«Si j'étais fort, je l'attaquerais; mais, dans l'état où je me trouve, je ne pourrai le faire sans danger. Je resterai à Klagenfurth et me défendrai.
«Je prie Votre Excellence de me faire connaître si elle doit se diriger sur ce point.»
NAPOLÉON À MARMONT.
«Schoenbrunn, le 5 juin 1809.
«Monsieur le général Marmont, je suppose que vous êtes arrivé à Laybach, que là vous recevrez votre artillerie et un régiment de cavalerie, et qu'en même temps vous veillerez sur toute la frontière et sur toute la ligne de communication.--J'ai nommé généraux de brigade les colonels Bertrand, Bachelu et Plauzonne. Présentez-moi des chefs de bataillon de mérite pour les remplacer.--Vous pouvez garder un de ces nouveaux généraux de brigade: envoyez-moi les deux autres ici.»

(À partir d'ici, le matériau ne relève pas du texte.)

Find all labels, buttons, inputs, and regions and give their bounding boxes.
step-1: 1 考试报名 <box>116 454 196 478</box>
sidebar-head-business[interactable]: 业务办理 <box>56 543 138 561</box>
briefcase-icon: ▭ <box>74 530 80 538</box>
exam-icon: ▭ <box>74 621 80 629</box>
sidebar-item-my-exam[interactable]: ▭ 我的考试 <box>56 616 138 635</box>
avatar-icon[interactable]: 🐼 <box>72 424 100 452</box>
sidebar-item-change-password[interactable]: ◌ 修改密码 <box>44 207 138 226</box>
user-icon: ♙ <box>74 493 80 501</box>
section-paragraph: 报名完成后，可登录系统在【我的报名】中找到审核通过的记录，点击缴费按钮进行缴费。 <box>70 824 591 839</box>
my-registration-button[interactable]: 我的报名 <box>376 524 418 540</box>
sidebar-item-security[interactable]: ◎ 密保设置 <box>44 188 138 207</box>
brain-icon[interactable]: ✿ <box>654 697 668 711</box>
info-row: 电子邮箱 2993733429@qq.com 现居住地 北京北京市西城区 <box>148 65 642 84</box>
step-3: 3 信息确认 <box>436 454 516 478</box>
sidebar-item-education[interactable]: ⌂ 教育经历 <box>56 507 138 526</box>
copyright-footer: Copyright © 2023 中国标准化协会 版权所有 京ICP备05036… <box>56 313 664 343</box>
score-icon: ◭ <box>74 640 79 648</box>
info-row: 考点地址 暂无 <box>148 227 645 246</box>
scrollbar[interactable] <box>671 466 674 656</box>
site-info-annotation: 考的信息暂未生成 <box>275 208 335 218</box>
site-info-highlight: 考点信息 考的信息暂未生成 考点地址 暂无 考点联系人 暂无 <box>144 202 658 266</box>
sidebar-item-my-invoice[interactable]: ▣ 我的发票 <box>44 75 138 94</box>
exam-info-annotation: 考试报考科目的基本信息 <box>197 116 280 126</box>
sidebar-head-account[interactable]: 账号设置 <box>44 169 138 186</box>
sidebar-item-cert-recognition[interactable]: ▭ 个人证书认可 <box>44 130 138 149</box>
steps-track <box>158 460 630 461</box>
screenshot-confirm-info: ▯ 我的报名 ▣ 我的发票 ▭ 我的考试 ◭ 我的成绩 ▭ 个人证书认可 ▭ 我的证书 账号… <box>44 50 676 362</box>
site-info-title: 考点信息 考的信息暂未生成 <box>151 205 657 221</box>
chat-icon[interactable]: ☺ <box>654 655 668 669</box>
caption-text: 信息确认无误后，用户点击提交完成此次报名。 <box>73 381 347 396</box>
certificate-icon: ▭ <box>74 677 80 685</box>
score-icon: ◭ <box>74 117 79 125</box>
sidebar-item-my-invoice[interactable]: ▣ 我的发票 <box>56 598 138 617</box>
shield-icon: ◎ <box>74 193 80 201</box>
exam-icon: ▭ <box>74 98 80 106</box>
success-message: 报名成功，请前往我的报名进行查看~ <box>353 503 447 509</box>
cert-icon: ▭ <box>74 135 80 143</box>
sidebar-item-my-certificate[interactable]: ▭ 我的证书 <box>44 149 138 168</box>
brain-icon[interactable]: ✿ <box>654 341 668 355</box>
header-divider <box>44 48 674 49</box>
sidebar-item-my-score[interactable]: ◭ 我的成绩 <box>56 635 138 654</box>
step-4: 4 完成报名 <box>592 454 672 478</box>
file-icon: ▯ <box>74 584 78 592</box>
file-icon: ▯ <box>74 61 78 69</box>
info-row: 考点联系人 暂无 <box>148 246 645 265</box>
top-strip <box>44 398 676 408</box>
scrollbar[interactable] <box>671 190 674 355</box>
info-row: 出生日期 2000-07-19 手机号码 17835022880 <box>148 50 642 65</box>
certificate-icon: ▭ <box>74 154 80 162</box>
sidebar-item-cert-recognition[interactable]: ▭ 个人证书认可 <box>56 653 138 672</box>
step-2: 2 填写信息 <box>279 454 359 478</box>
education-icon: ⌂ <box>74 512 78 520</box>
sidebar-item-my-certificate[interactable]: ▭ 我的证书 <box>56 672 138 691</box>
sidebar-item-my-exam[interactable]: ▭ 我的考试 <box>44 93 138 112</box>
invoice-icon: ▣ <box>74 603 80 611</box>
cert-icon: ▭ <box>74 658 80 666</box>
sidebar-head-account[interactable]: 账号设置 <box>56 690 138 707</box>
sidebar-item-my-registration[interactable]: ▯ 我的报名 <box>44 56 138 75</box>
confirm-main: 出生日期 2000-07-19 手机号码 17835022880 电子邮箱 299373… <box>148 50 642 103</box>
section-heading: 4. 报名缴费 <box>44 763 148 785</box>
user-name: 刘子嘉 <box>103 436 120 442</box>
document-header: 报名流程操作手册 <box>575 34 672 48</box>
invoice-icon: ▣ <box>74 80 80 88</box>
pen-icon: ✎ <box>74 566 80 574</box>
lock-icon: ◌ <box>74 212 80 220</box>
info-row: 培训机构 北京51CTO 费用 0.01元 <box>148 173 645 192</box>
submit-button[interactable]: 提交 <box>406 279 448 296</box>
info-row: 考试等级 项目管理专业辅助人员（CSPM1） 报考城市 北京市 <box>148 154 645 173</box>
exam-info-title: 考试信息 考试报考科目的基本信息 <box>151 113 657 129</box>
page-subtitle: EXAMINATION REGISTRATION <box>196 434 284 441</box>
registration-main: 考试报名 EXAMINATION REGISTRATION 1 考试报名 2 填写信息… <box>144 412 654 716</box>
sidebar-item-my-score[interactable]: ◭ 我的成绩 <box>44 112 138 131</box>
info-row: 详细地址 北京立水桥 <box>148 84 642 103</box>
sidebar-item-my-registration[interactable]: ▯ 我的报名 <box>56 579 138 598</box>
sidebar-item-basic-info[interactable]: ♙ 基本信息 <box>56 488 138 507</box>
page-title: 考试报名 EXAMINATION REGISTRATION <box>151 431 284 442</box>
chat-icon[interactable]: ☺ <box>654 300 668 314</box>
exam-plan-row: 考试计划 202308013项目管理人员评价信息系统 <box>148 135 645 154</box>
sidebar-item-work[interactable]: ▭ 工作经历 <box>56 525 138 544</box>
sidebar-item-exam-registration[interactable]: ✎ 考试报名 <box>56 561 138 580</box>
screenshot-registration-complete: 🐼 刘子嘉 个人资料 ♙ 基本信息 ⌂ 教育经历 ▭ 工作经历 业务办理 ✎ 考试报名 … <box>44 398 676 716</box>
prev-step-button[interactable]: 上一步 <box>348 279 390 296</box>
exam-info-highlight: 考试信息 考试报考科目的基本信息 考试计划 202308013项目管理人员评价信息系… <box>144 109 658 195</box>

LE GÉNÉRAL RUSCA À MARMONT.
«Au quartier général de Klagenfurth,
le 5 juin 1809.
«Mon général, la dépêche de Votre Excellence, en date d'hier, m'a été rendue ce matin, et je m'empresse de lui rendre compte que l'ennemi, depuis hier, ne s'est plus montré. Je vais envoyer une reconnaissance pour connaître s'il fait quelque mouvement sur Klagenfurth.
«Son point de réunion était hier à Villach; le mouvement qu'il a fait, et ensuite des renseignements que j'ai eus, m'en donnaient l'assurance.
«Il faut cependant se méfier et prévenir le parti qu'il peut prendre, sachant que Votre Excellence est à Laybach, et qu'il peut être arrêté s'il se dirige sur ce point. Il doit être instruit de la position de votre armée, et il serait possible qu'il se jetât, par Tarvis, sur Caporetto et Gorice.